If we think about VC firms as belonging in one of three buckets - investing in either people, product/technology, or markets - Vy Global seems to fit into the people bucket (this is from the letter in the IPO filing): “We are builders and founders supporting builders and founders. At Vy Global Growth we are motivated by the desire to support exceptional mission-driven founders who have the ambition to build for the long term.”
Team:
Chairman: Alexander Tamas
CEO: John Hering of Vy Capital. Co-founder of two cyber security companies: Lookout (founder and CEO until 2014), and Coalition (cyber security insurance). “Coalition is backed by over $100 million in venture capital from leading investors including Hillhouse Capital, Ribbit Capital, and Vy Capital.”
Board:
Hugo Barra: Google, Xiami, Facebook VR/Oculus
Julie Hereden: CMO at PagerDuty, Uber, Dropbox, Yahoo
Steve Huffman, co-founder and CEO of Reddit
Sujay Jaswa: co-founder of WndrCo, a consumer tech holding company that I don’t know much about. Previously at Dropbox and New Enterprise Associates
Justin Kan: Justin.tv which became Twitch
Javier Olivan: VP at Facebook which he joined in 2007. Was a director at MELI
This looks pretty credible to me.
Anyway, that’s what I’ve been able to find so far (email/dm me if you happen to know more). Like I said, Tamas and Vy have been keeping a pretty low profile.
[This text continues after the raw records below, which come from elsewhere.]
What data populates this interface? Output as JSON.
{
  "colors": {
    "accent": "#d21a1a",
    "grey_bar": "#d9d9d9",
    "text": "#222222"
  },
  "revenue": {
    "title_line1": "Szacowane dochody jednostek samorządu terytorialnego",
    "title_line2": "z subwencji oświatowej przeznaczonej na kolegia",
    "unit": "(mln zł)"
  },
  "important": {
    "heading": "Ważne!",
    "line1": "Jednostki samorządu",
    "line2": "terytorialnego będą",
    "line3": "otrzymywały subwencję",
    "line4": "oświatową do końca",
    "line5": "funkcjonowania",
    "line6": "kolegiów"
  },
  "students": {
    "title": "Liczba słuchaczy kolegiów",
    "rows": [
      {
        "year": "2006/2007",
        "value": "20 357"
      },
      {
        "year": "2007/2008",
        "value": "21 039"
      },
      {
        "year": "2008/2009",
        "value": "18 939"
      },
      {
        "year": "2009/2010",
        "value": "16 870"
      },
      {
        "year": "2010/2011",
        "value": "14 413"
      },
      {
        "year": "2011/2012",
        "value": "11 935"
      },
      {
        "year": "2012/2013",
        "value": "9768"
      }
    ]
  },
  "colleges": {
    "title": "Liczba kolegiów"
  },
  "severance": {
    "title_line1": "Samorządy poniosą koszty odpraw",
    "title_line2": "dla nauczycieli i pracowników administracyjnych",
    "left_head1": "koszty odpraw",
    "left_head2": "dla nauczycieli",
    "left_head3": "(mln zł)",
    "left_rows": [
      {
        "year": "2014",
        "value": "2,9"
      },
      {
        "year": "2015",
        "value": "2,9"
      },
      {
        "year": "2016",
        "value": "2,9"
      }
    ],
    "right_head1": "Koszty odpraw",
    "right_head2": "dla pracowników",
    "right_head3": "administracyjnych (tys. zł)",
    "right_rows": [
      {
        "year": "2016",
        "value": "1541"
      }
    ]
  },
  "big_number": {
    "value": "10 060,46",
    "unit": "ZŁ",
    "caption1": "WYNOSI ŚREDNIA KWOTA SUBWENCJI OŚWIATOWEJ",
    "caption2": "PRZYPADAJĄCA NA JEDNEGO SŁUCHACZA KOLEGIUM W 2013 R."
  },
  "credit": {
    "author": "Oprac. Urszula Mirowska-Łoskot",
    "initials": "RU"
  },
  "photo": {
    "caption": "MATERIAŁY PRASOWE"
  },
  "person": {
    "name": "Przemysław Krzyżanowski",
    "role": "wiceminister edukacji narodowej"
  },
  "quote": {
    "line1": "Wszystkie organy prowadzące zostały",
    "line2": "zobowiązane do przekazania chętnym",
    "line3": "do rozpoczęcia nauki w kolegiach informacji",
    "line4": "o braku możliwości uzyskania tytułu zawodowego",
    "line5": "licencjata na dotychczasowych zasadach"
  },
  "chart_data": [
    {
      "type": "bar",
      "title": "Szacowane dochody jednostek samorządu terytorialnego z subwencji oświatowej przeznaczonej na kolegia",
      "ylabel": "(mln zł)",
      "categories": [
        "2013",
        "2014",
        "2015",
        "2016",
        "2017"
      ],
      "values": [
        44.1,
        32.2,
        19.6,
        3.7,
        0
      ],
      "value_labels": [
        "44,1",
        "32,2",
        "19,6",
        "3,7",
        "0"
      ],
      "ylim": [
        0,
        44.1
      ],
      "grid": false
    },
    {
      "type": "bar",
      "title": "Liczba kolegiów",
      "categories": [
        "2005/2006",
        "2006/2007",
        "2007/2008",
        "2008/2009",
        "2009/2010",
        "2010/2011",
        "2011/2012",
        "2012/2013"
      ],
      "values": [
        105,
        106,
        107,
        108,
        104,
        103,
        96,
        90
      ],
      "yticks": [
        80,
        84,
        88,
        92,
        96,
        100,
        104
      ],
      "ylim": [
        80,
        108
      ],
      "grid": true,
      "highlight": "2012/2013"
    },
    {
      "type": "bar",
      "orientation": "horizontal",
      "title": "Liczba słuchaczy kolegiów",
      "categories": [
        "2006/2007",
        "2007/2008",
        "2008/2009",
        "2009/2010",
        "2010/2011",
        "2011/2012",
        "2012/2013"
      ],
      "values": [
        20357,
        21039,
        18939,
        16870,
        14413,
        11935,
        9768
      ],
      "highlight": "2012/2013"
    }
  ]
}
And that sums up the idea: a SPAC with an experienced sponsor and strong board trading at a small premium. I consider the global focus a plus. Too many people in the US competing for deals..
Other SPACs backed by quality sponsors can trade at a decent premium before deal announcement, at least in this market environment (see: Ackman’s PSTH, Peter Thiel’s BTWN, Dragoneer’s DGNR and DGNS, Altimeter’s AGC, Och/Fuhrmann’s AJAX). Lux’s LUXA is another sleeper at a small premium.
So the downside is limited and the upside is an interesting deal. Either as a “trading sardine,” where one can sell into the deal announcement. Or, if it’s a really compelling idea, as a long-term investment despite the dilution.
Disclaimer: this is not investment advice and not a recommendation to buy or sell any of the securities mentioned. Always do your own research before making an investment. Please manage your portfolio and position sizing in accordance with your own risk tolerance and investment objectives. I may own, buy or sell any of the securities mentioned.
Also, I recommend a healthy dose of skepticism for all SPACs. Unfortunately the deck is stacked against retail shareholders. This recent paper highlights the cost borne by investors:
Although SPACs raise $10 per share from investors in their IPOs, by the time the median SPAC merges with a target, it holds just $6.67 in cash for each outstanding share. We find, first, that for a large majority of SPACs, post-merger share prices fall, and second, that these price drops are highly correlated with the extent of dilution, or cash shortfall, in a SPAC. This implies that SPAC investors are bearing the cost of the dilution built into the SPAC structure, and in effect subsidizing the companies they bring public.
Interesting idea and it still trades cheapish. Do you buy the units, the common, the warrants or none of the above?